In the Yakutia Republic of Siberia, considered the coldest inhabited place on earth, frigid cold temperatures are not an excuse to miss school. As long as the temperature does not dip below -58 degress Fahrenheit, school is open and students are expected to attend.

Students scattered throughout the remote village bundle up in multiple sweaters and coats before braving the bitter, deadly cold. Some of them live within walking distance, though even ten minutes in those brutal temperatures can be deadly if the kids do not speed walk. Those who live further away must rely on a bad-ass school bus driver who listens to techno-Russian on full blast to keep warm in his rickety bus. He is the town hero of sorts because he not only keeps the kids warm on their way to school; he also brings them to a place of opportunity that will afford them the skills they need to choose the life they want to lead.

Although I surely could not survive in those kind of temperatures (we’ve got to stop complaining about our winters, New Englanders) the frozen, virtually untouched Tundra looks ravishingly beautiful. I am so fascintated by the life they lead there.
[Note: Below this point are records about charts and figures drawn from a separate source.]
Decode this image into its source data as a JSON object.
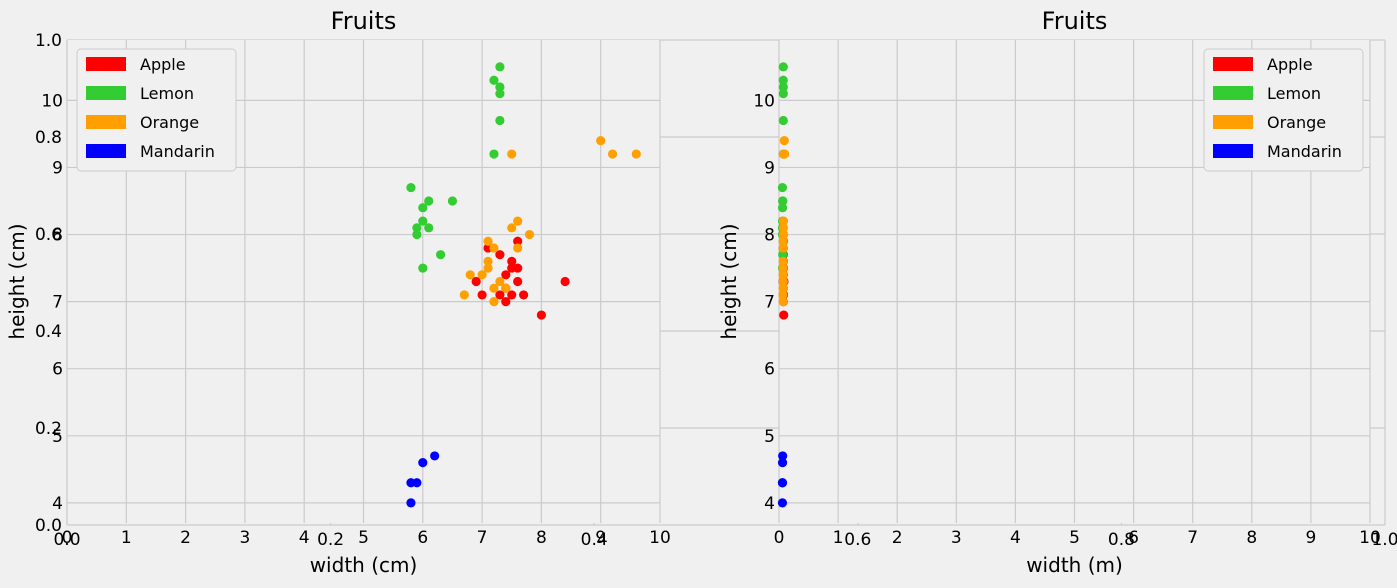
{
  "chart_data": [
    {
      "type": "scatter",
      "title": "Fruits",
      "xlabel": "width (cm)",
      "ylabel": "height (cm)",
      "xlim": [
        0,
        10
      ],
      "ylim": [
        3.7,
        10.9
      ],
      "xticks": [
        "0",
        "1",
        "2",
        "3",
        "4",
        "5",
        "6",
        "7",
        "8",
        "9",
        "10"
      ],
      "yticks": [
        "4",
        "5",
        "6",
        "7",
        "8",
        "9",
        "10"
      ],
      "grid": true,
      "legend": "top-left",
      "series": [
        {
          "name": "Apple",
          "color": "#ff0000",
          "points": [
            [
              7.1,
              7.8
            ],
            [
              7.3,
              7.7
            ],
            [
              7.6,
              7.9
            ],
            [
              7.5,
              7.6
            ],
            [
              7.6,
              7.5
            ],
            [
              7.5,
              7.5
            ],
            [
              7.4,
              7.4
            ],
            [
              7.6,
              7.3
            ],
            [
              6.9,
              7.3
            ],
            [
              7.4,
              7.2
            ],
            [
              7.3,
              7.1
            ],
            [
              7.0,
              7.1
            ],
            [
              7.5,
              7.1
            ],
            [
              7.7,
              7.1
            ],
            [
              7.4,
              7.0
            ],
            [
              8.0,
              6.8
            ],
            [
              8.4,
              7.3
            ]
          ]
        },
        {
          "name": "Lemon",
          "color": "#33cc33",
          "points": [
            [
              7.3,
              10.5
            ],
            [
              7.2,
              10.3
            ],
            [
              7.3,
              10.2
            ],
            [
              7.3,
              10.1
            ],
            [
              7.3,
              9.7
            ],
            [
              7.2,
              9.2
            ],
            [
              5.8,
              8.7
            ],
            [
              6.1,
              8.5
            ],
            [
              6.5,
              8.5
            ],
            [
              6.0,
              8.4
            ],
            [
              6.0,
              8.2
            ],
            [
              5.9,
              8.1
            ],
            [
              6.1,
              8.1
            ],
            [
              5.9,
              8.0
            ],
            [
              6.3,
              7.7
            ],
            [
              6.0,
              7.5
            ]
          ]
        },
        {
          "name": "Orange",
          "color": "#ff9f00",
          "points": [
            [
              9.0,
              9.4
            ],
            [
              9.2,
              9.2
            ],
            [
              9.6,
              9.2
            ],
            [
              7.5,
              9.2
            ],
            [
              7.6,
              8.2
            ],
            [
              7.5,
              8.1
            ],
            [
              7.8,
              8.0
            ],
            [
              7.1,
              7.9
            ],
            [
              7.2,
              7.8
            ],
            [
              7.6,
              7.8
            ],
            [
              7.1,
              7.6
            ],
            [
              7.1,
              7.5
            ],
            [
              7.0,
              7.4
            ],
            [
              6.8,
              7.4
            ],
            [
              7.3,
              7.3
            ],
            [
              7.2,
              7.2
            ],
            [
              7.4,
              7.2
            ],
            [
              6.7,
              7.1
            ],
            [
              7.2,
              7.0
            ]
          ]
        },
        {
          "name": "Mandarin",
          "color": "#0000ff",
          "points": [
            [
              6.2,
              4.7
            ],
            [
              6.0,
              4.6
            ],
            [
              5.8,
              4.3
            ],
            [
              5.9,
              4.3
            ],
            [
              5.8,
              4.0
            ]
          ]
        }
      ]
    },
    {
      "type": "scatter",
      "title": "Fruits",
      "xlabel": "width (m)",
      "ylabel": "height (cm)",
      "xlim": [
        0,
        10
      ],
      "ylim": [
        3.7,
        10.9
      ],
      "xticks": [
        "0",
        "1",
        "2",
        "3",
        "4",
        "5",
        "6",
        "7",
        "8",
        "9",
        "10"
      ],
      "yticks": [
        "4",
        "5",
        "6",
        "7",
        "8",
        "9",
        "10"
      ],
      "grid": true,
      "legend": "top-right",
      "series": [
        {
          "name": "Apple",
          "color": "#ff0000",
          "points": [
            [
              0.071,
              7.8
            ],
            [
              0.073,
              7.7
            ],
            [
              0.076,
              7.9
            ],
            [
              0.075,
              7.6
            ],
            [
              0.076,
              7.5
            ],
            [
              0.075,
              7.5
            ],
            [
              0.074,
              7.4
            ],
            [
              0.076,
              7.3
            ],
            [
              0.069,
              7.3
            ],
            [
              0.074,
              7.2
            ],
            [
              0.073,
              7.1
            ],
            [
              0.07,
              7.1
            ],
            [
              0.075,
              7.1
            ],
            [
              0.077,
              7.1
            ],
            [
              0.074,
              7.0
            ],
            [
              0.08,
              6.8
            ],
            [
              0.084,
              7.3
            ]
          ]
        },
        {
          "name": "Lemon",
          "color": "#33cc33",
          "points": [
            [
              0.073,
              10.5
            ],
            [
              0.072,
              10.3
            ],
            [
              0.073,
              10.2
            ],
            [
              0.073,
              10.1
            ],
            [
              0.073,
              9.7
            ],
            [
              0.072,
              9.2
            ],
            [
              0.058,
              8.7
            ],
            [
              0.061,
              8.5
            ],
            [
              0.065,
              8.5
            ],
            [
              0.06,
              8.4
            ],
            [
              0.06,
              8.2
            ],
            [
              0.059,
              8.1
            ],
            [
              0.061,
              8.1
            ],
            [
              0.059,
              8.0
            ],
            [
              0.063,
              7.7
            ],
            [
              0.06,
              7.5
            ]
          ]
        },
        {
          "name": "Orange",
          "color": "#ff9f00",
          "points": [
            [
              0.09,
              9.4
            ],
            [
              0.092,
              9.2
            ],
            [
              0.096,
              9.2
            ],
            [
              0.075,
              9.2
            ],
            [
              0.076,
              8.2
            ],
            [
              0.075,
              8.1
            ],
            [
              0.078,
              8.0
            ],
            [
              0.071,
              7.9
            ],
            [
              0.072,
              7.8
            ],
            [
              0.076,
              7.8
            ],
            [
              0.071,
              7.6
            ],
            [
              0.071,
              7.5
            ],
            [
              0.07,
              7.4
            ],
            [
              0.068,
              7.4
            ],
            [
              0.073,
              7.3
            ],
            [
              0.072,
              7.2
            ],
            [
              0.074,
              7.2
            ],
            [
              0.067,
              7.1
            ],
            [
              0.072,
              7.0
            ]
          ]
        },
        {
          "name": "Mandarin",
          "color": "#0000ff",
          "points": [
            [
              0.062,
              4.7
            ],
            [
              0.06,
              4.6
            ],
            [
              0.058,
              4.3
            ],
            [
              0.059,
              4.3
            ],
            [
              0.058,
              4.0
            ]
          ]
        }
      ]
    },
    {
      "type": "scatter",
      "xlim": [
        0,
        1
      ],
      "ylim": [
        0,
        1
      ],
      "xticks": [
        "0.0",
        "0.2",
        "0.4",
        "0.6",
        "0.8",
        "1.0"
      ],
      "yticks": [
        "0.0",
        "0.2",
        "0.4",
        "0.6",
        "0.8",
        "1.0"
      ],
      "grid": true,
      "series": []
    }
  ]
}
Every single documentary in this series is well worth a watch and even a re-watch, especially if you are in need of some perspective.

West England with Rick Steves

Rick Steves is a goofy gem I really look up to. He provides a fair, compelling and authentic portrait of every place he visits, and during this pandemic, I’ve gone on several spectacular trips with him.

The other day, he took me to West England, a part of the world I know very well. This trip quickly morphed into a nostalgic stroll through all those narrow-laned, childhood summers I spent with my grandmother in Somerset.

In this segment, Rick spotlights the charming town of Wells and its glorious cathedral, where my grandmother volunteered for many years. Gran took such pride in her position there and so loved giving us a tour of the grand premises every time we visited. Our time in Wells always ended with a trip to the National Trust souvenir shop connected to the cathedral and a picnic of Cornish pasties and sausage rolls on the grassy expanse outside.

Simple perfection.

The YouTube tunnel has infinite routes, branches and sub-branches, but somehow, it always brings me to a place I hold a miniature copy of in my heart and for that I am truly thankful, even if I had to weed through a few troubling documentaries on North Korea to get there…

So, for now, I will leave you in beautiful Wells where your own imaginative tunnel surely waits.